Jahrbuch Musiktherapie / Music Therapy Annual

Band 6 (2010) Imagination in der Musiktherapie / Vol. 6 (2010) Imagery in Music Therapy

Ulrike Olschewski

Poesie in der Musiktherapie

2010 DOI: https://doi.org/10.29091/9783752001884/005 Page 69 - 87 9783752001884_005.pdf 267.5 KB

Das in einer musiktherapeutischen Improvisation zum Ausdruck Gelangte und Erlebte lässt sich in einem Reflexionsgespräch nicht ohne Weiteres in Sprache übersetzen. Beschreibungen dessen erscheinen oft unzulänglich und eine stets vielschichtige und komplexe Bedeutung zu verkürzen. Da es aber in der Musiktherapie nicht nur um den bloßen Ausdruck von Innerpsychischem geht, sondern auch um ein Verstehen unbewusster, unbewältigter Konflikte, welche gegenwärtig problematische oder gestörte seelische Verhältnisse nach sich ziehen, wird auch Sprache benötigt. Poesie ist in ihrem Wesen einerseits der Musik ähnlich, bedient sich gleichzeitig aber auch der Wortsprache und kann somit eine Schnittstelle zwischen Musik und sprachlicher Reflexion ermöglichen.
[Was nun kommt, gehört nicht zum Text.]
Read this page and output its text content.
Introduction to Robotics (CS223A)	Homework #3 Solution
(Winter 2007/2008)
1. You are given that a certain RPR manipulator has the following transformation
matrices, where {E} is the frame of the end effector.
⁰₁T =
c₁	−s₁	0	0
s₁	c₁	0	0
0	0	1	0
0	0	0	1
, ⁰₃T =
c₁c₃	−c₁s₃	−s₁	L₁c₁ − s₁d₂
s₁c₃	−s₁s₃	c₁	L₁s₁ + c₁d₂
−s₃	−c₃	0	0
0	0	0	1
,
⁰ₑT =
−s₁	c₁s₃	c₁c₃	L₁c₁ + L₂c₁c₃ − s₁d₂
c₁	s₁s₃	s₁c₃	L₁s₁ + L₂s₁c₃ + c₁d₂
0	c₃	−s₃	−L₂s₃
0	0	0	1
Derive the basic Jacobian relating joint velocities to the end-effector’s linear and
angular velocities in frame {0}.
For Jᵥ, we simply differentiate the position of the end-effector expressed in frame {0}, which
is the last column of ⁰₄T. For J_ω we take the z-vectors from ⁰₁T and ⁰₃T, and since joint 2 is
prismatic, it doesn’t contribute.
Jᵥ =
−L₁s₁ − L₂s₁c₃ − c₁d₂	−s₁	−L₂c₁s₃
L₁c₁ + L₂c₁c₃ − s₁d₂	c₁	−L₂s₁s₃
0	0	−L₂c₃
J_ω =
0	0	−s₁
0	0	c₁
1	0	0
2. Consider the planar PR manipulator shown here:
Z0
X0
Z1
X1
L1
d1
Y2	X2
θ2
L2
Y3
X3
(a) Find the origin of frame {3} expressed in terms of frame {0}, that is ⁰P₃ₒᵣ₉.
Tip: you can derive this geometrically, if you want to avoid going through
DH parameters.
Indem nach einer musiktherapeutischen Improvisation statt eines Gespräches ein Moment folgt, in welchem Patienten spontane Einfälle, Assoziationen, Bilder und Gedanken zu einem Gedicht gestalten, kann ein Übergangsraum zwischen Musik und Reflexion erfolgen und kann eine Verbindung zwischen Unbewusstem und Bewusstsein hergestellt werden, ohne mit vorschnellen Deutungen und Versprachlichungen Inhalte zu verkürzen.